We are continually producing new material, including PDF protocols and documentary videos showing our field experiences.
This year we scaled up our ambitions and created Imagine-PanGea, a multilingual science popularisation competition. We were supported by three major organisations: African Gong, which is pan-African; RedPop, which works in Latin America and the Caribbean; and SBPC, the Brazilian Society for the Advancement of Science.
There have been similar competitions elsewhere in the world that required entrants to work in either English or French. We created a video competition for African and Latin American graduate students across scientific disciplines, asking that their research be presented in a three-minute video in either English, French, Portuguese or Spanish. There were 55 entrants.
The three overall winners and the best presentation from each continent had their videos translated into a range of languages. The videos were then widely publicised through the organisations that supported the competition.
A network of institutions and people representing various regions of Africa and Latin America were involved in this initiative.
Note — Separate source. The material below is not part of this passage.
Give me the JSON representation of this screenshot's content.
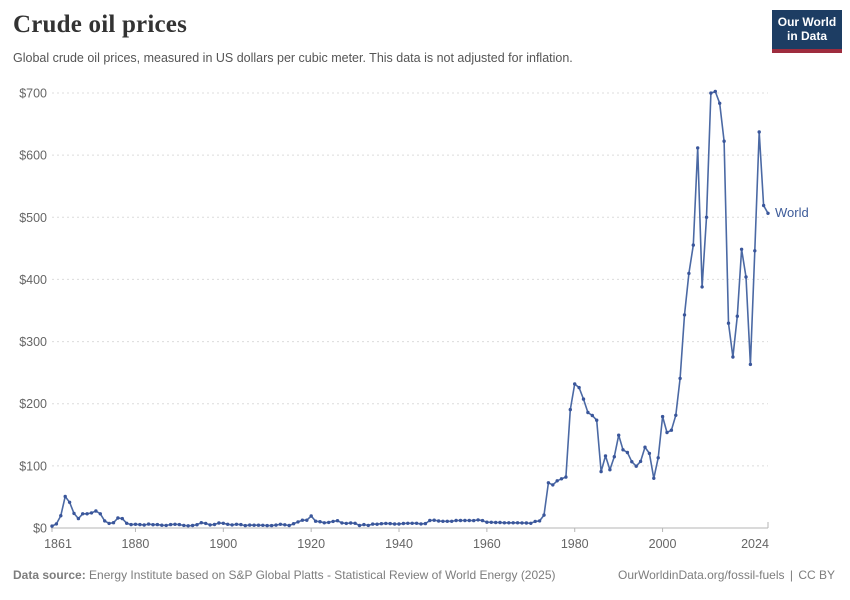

Their home languages and those of the people they worked with decided into which languages we’d translate the videos. We also relied on them to be our translators - and they didn’t always find this an easy task.
Many of the scientific terms used in the videos did not exist in the indigenous languages that we’d chosen. In these instances, we kept words in French, English, Portuguese or Spanish. For example, Portuguese words can be found in the middle of the Guarani subtitles.
Further translations are under way into, among others, Yoruba from Nigeria and Umbundu and Kimbundu from Angola.
The competition was based entirely on voluntary work. We had practically no funding. For the next edition, we’re hoping to find some kind of sponsorship, particularly to offer winners material prizes like goods, money or travel expenses to attend an international scientific meeting.
We are trying to find new translators for Quechua (an Andean language), Berber (from north Africa) and as many indigenous languages as we can get. For this to happen, we’ll need to find more volunteer translators.
This is a new way of thinking about science communication: it’s the kind of people we reach, not the number, that matters. And it’s worked. When the Imagine Project was launched, we were told that indigenous Brazilian people would not be interested in learning basic science such as genetics and molecular biology. The critics have been proved wrong.
The Guarani people we’ve worked with have flourished, conducting experiments with DNA and telling the team they want to learn more. In parallel with the Imagine Project, our university has introduced undergraduate degrees specifically to attract people from indigenous nations. In addition, a certain number of places are reserved across all degrees for indigenous Brazilians.
Our long-term goal is to get more indigenous and rural people to become real scientists. This is already happening in Brazil. One of our collaborators, Joana Mongelo, is the first Guarani science Master’s graduate in the south of the country. - The Conversation
Ramos is a full professor of genetics at the Federal University of Santa Catarina, and Empinotti is a PhD candidate in communication studies at the University of Beira Interior.